A related problem is the allusive role of the ‘unconscionability’ element of PE. The fear is of course that the ‘unconscionability’ element will tempt the court to use equity as a ‘sort of moral U.S. fifth cavalry riding to the rescue every time a claimant is left worse off than he anticipated as a result of the defendant behaving badly’.87 Peter Birks for example, dismissed unconscionability as a ‘fifth wheel on the coach’ of estoppel.88 Lord Walker, in contrast, glorifies it as ‘unifying and confirming, as it were, the other elements’ of the PE claim.89 The interpretation of PE advanced here supports Lord Walker’s view. At the bottom of PE lies a moral wrong that taints the defendant’s conscience: inviting R to trust and rely on her, or carelessly making R believe so, and turning her back on him later.90 This, as we saw, is not to say that the point of PE is to make people obey their moral obligations (and it is highly doubtful anyway whether this is possible at all). But it does mean that we see O’s behaviour as morally wrong and that it is a legitimate interest of society to curb this kind of behaviour in order to foster a socially valuable

85See respectively Crabb v Arun District Council 1975; Sledmore v Dalby 1996; Jennings v Rice

2002, 52. For a critical exposition of the way in which O’s behaviour influenced the courts’ decision see Robertson 2010, s.

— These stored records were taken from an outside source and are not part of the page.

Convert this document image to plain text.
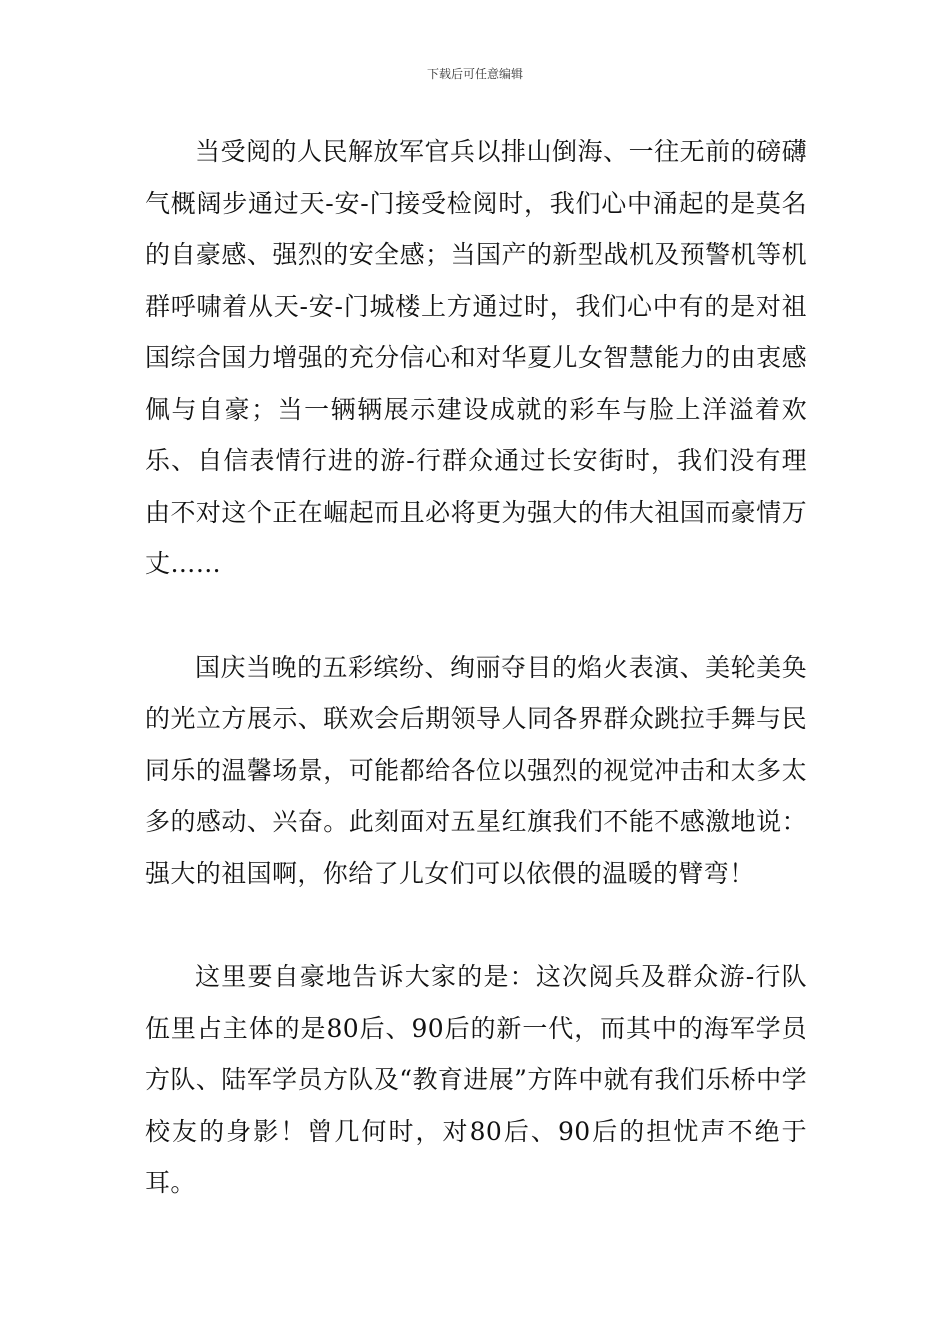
下载后可任意编辑

当受阅的人民解放军官兵以排山倒海、一往无前的磅礴气概阔步通过天-安-门接受检阅时，我们心中涌起的是莫名的自豪感、强烈的安全感；当国产的新型战机及预警机等机群呼啸着从天-安-门城楼上方通过时，我们心中有的是对祖国综合国力增强的充分信心和对华夏儿女智慧能力的由衷感佩与自豪；当一辆辆展示建设成就的彩车与脸上洋溢着欢乐、自信表情行进的游-行群众通过长安街时，我们没有理由不对这个正在崛起而且必将更为强大的伟大祖国而豪情万丈……

国庆当晚的五彩缤纷、绚丽夺目的焰火表演、美轮美奂的光立方展示、联欢会后期领导人同各界群众跳拉手舞与民同乐的温馨场景，可能都给各位以强烈的视觉冲击和太多太多的感动、兴奋。此刻面对五星红旗我们不能不感激地说：强大的祖国啊，你给了儿女们可以依偎的温暖的臂弯！

这里要自豪地告诉大家的是：这次阅兵及群众游-行队伍里占主体的是80后、90后的新一代，而其中的海军学员方队、陆军学员方队及“教育进展”方阵中就有我们乐桥中学校友的身影！曾几何时，对80后、90后的担忧声不绝于耳。
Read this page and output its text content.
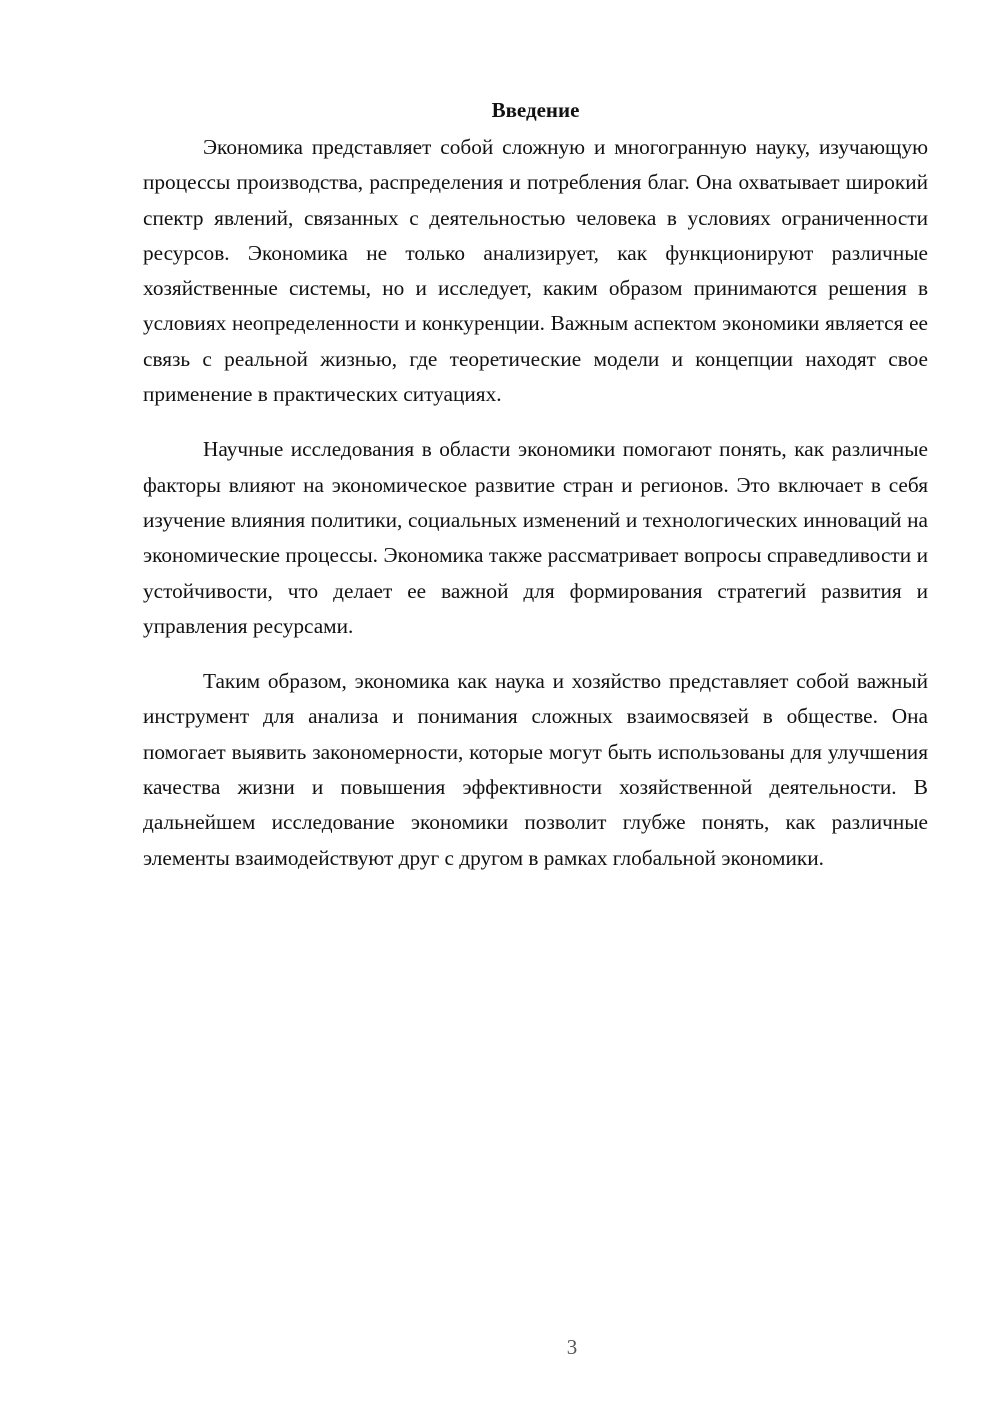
Введение

Экономика представляет собой сложную и многогранную науку, изучающую процессы производства, распределения и потребления благ. Она охватывает широкий спектр явлений, связанных с деятельностью человека в условиях ограниченности ресурсов. Экономика не только анализирует, как функционируют различные хозяйственные системы, но и исследует, каким образом принимаются решения в условиях неопределенности и конкуренции. Важным аспектом экономики является ее связь с реальной жизнью, где теоретические модели и концепции находят свое применение в практических ситуациях.

Научные исследования в области экономики помогают понять, как различные факторы влияют на экономическое развитие стран и регионов. Это включает в себя изучение влияния политики, социальных изменений и технологических инноваций на экономические процессы. Экономика также рассматривает вопросы справедливости и устойчивости, что делает ее важной для формирования стратегий развития и управления ресурсами.

Таким образом, экономика как наука и хозяйство представляет собой важный инструмент для анализа и понимания сложных взаимосвязей в обществе. Она помогает выявить закономерности, которые могут быть использованы для улучшения качества жизни и повышения эффективности хозяйственной деятельности. В дальнейшем исследование экономики позволит глубже понять, как различные элементы взаимодействуют друг с другом в рамках глобальной экономики.

3
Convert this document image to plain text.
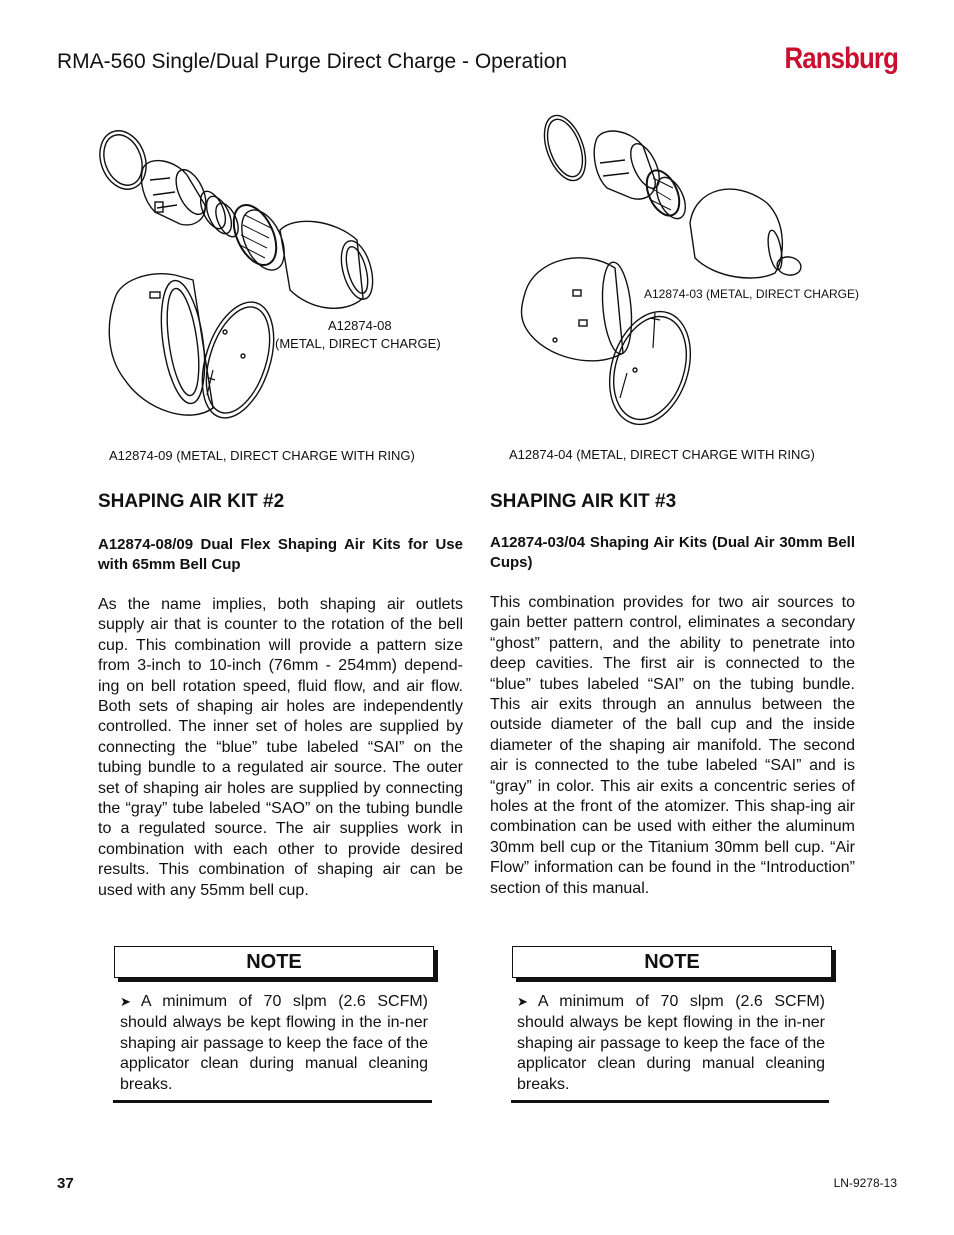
RMA-560 Single/Dual Purge Direct Charge - Operation	Ransburg
A12874-08
(METAL, DIRECT CHARGE)
A12874-09 (METAL, DIRECT CHARGE WITH RING)
A12874-03 (METAL, DIRECT CHARGE)
A12874-04 (METAL, DIRECT CHARGE WITH RING)

SHAPING AIR KIT #2

A12874-08/09 Dual Flex Shaping Air Kits for Use with 65mm Bell Cup

As the name implies, both shaping air outlets supply air that is counter to the rotation of the bell cup. This combination will provide a pattern size from 3-inch to 10-inch (76mm - 254mm) depend-ing on bell rotation speed, fluid flow, and air flow. Both sets of shaping air holes are independently controlled. The inner set of holes are supplied by connecting the “blue” tube labeled “SAI” on the tubing bundle to a regulated air source. The outer set of shaping air holes are supplied by connecting the “gray” tube labeled “SAO” on the tubing bundle to a regulated source. The air supplies work in combination with each other to provide desired results. This combination of shaping air can be used with any 55mm bell cup.

SHAPING AIR KIT #3

A12874-03/04 Shaping Air Kits (Dual Air 30mm Bell Cups)

This combination provides for two air sources to gain better pattern control, eliminates a secondary “ghost” pattern, and the ability to penetrate into deep cavities. The first air is connected to the “blue” tubes labeled “SAI” on the tubing bundle. This air exits through an annulus between the outside diameter of the ball cup and the inside diameter of the shaping air manifold. The second air is connected to the tube labeled “SAI” and is “gray” in color. This air exits a concentric series of holes at the front of the atomizer. This shap-ing air combination can be used with either the aluminum 30mm bell cup or the Titanium 30mm bell cup. “Air Flow” information can be found in the “Introduction” section of this manual.

NOTE
➤ A minimum of 70 slpm (2.6 SCFM) should always be kept flowing in the in-ner shaping air passage to keep the face of the applicator clean during manual cleaning breaks.
NOTE
➤ A minimum of 70 slpm (2.6 SCFM) should always be kept flowing in the in-ner shaping air passage to keep the face of the applicator clean during manual cleaning breaks.
37	LN-9278-13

B.

86Robertson 2010, 421.

87Neuberger 2009, 543. As an example one can perhaps point at Rotherham’s view of the function of PE in cases of unilateral mistake as tackling ‘unconscionable opportunism’ (Rotherham 2002, 294).

88Birks 1996, 63s.

89Cobbe v Yeomans Row Management Ltd 2008, 92. See also Spence (1999, 14) who sees ‘unconscionability’ as relating to the strength of the moral duty that lies at the heart of estoppel according to his interpretation, and the criteria for unconscionability he offers at pp. 59–66.

90I am here using ‘unconscionability’ to denote an action that is contrary to objective moral norms—on equity as employing the conscionability standard in that sense see Samet 2012.